ANTHONY REINHART
From Wednesday's Globe and Mail Published on Wednesday, Oct. 29, 2008 4:46AM EDT Last updated on Tuesday, Mar. 31, 2009 9:04PM EDT
The blood and the paint had barely dried when Gertrude Kearns was asked to turn her eyes from Afghanistan and cast them back nearly 200 years, to another key conflict in Canadian history.
Fresh from a stint as a Defence Department artist in Kandahar in 2006, during which she helped mop up soldiers' blood after a suicide bombing killed diplomat Glyn Berry, Ms. Kearns was commissioned for a far different duty: to paint Tecumseh and Brock, the Shawnee Indian leader and British major-general who fought to keep Canada out of American hands in the War of 1812.
Jarring as the shift was, Ms. Kearns was no novice in the art of war, particularly in exploring "that existential line that soldiers walk. It's about conflict and conscience, as someone once said."
Tecumseh and Brock fought in a different era under different conditions for a different purpose, but when their portraits are unveiled tonight at the Royal Canadian Military Institute in Toronto, astute viewers will see the same complexity that Ms. Kearns typically divines from her contemporary subjects.
"That's the excitement for me, realizing a point that's open for interpretation," Ms. Kearns said in her Toronto studio, in a house where Margaret Atwood once lived. "And I don't really care what happens after that."
The soft-spoken 57-year-old, who grew up trying to interpret the tumult of the 1960s, was referring to the controversy that followed some of her more recent works.
In 2005, veterans groups complained when the Canadian War Museum decided to display Somalia #2, Without Conscience, which depicts the torture of Shidane Arone by a Canadian soldier. The Somali teen's death led to the disbanding of the Airborne Regiment.

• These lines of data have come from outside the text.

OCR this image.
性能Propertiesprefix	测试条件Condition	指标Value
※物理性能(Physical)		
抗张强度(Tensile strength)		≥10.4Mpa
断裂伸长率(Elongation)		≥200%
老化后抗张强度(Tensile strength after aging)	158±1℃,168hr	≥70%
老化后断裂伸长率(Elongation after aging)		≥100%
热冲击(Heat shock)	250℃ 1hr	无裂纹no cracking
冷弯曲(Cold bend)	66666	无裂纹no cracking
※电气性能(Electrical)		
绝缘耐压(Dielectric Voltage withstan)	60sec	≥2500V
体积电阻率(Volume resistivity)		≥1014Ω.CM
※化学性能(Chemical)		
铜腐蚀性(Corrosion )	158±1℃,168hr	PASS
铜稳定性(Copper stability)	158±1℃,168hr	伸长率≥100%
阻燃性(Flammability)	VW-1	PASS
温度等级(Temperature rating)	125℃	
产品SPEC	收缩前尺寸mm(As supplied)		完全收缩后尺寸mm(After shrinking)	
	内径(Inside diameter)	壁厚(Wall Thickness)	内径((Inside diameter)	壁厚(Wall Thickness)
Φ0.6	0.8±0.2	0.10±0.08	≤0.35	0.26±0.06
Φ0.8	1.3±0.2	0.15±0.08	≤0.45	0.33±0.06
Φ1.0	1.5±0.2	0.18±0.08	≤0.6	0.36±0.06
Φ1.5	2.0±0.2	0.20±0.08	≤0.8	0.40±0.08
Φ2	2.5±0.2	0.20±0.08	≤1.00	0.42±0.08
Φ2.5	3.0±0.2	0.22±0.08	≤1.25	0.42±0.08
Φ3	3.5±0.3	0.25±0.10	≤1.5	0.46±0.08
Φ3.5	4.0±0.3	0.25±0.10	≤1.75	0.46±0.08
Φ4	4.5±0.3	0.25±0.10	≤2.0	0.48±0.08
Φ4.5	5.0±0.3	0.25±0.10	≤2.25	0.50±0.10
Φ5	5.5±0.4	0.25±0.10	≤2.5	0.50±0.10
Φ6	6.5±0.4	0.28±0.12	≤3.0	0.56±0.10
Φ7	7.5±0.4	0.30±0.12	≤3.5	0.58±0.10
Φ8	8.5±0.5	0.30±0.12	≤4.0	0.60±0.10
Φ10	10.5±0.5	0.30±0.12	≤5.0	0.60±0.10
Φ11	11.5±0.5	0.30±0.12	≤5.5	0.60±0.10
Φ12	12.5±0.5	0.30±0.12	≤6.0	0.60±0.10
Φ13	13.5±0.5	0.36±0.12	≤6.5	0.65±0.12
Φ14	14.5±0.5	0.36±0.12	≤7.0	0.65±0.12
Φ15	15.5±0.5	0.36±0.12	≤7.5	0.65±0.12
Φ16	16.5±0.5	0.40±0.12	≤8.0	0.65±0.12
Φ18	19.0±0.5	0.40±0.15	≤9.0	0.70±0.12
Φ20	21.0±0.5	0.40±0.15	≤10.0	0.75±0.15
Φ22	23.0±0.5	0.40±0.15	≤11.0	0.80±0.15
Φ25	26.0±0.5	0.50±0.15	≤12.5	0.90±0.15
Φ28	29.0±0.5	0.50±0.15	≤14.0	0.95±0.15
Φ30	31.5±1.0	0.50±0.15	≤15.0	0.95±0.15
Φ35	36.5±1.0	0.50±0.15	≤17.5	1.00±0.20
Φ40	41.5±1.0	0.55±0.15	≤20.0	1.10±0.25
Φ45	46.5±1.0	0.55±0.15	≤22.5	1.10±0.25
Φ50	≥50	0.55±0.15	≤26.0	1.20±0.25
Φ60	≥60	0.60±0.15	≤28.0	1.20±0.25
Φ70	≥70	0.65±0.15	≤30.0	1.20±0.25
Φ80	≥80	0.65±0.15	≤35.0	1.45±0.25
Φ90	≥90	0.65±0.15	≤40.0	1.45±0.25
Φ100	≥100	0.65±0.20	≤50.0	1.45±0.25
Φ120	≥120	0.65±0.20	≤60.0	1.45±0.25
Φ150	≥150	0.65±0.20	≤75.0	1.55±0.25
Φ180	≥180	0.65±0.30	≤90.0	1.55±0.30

Disquiet also greeted Keep the Peace or I'll Kill You, a poster bearing those words around an image of Major-General Lewis Mackenzie, and a series of paintings of an anguished Lieutenant-General Romeo Dallaire, who led the woefully understaffed United Nations peacekeeping mission to Rwanda during the 1994 genocide.
"It wasn't a ploy on my part," Ms. Kearns said of her intentions. "The last thing I do is something that's going to cause a public sensation. They have to cause a sensation within me, and that's where it stops."
That the Department of Defence invited her to document the Afghanistan mission despite these minor tempests reassured her that military commanders "got it," even if some in the wider public did not.
"When they know where you're coming from and they know that you know what soldiering and defence are about, they're comfortable," Ms. Kearns said.
And so, there were compliments rather than complaints from Colonel Steve Noonan, then-commander of Canada's forces in Afghanistan, when she made a poster of his face flanked by the words, Planning from the Front, Leading from the Rear.
In their conventional context, those would be fighting words to any self-respecting military leader. But Col. Noonan knew exactly what Ms. Kearns was trying to convey - that the unique challenges of the Afghan theatre demanded a different approach; that he "created a working concept out of a derogatory thing."
While more subtle, the portraits of Tecumseh and Brock, both killed in battle, carry similarly nuanced messages.
"I knew the expectation in general would be to do the tough warrior," she said of the Tecumseh piece, which the institute commissioned alone before it realized a companion portrait of Brock was essential due to the leaders' close and crucial association. "But there's so much more about [Tecumseh]; the humane warrior, the poet. I wanted to show the sense of concern and despair as well."
And so, while his left hand - "the measured hand of a statesman," Ms. Kearns called it - cradles a musket, his right is clenched in a fist and upturned, representing "what he's trying to hold on to and what he wants to attain" not just for the Shawnee, but for all first nations. "And I thought it would connect well with what is going on today."
Brock, more controlled and confident with the might of the empire behind him, holds an Indian war club and wears a sash given him by Tecumseh, while his left hand, sinewed and solid, grips the hilt of his sword.
Ms. Kearns acknowledged the challenge of trying to capture the essence of long-dead historical figures, with only the portraits of previous artists to rely on. "It's all supposition," she said. But then, she has seen enough contemporary subjects to know there can be limits around anyone's truth, alive or dead.
"Sometimes that core is the hardest thing to see, for any of us."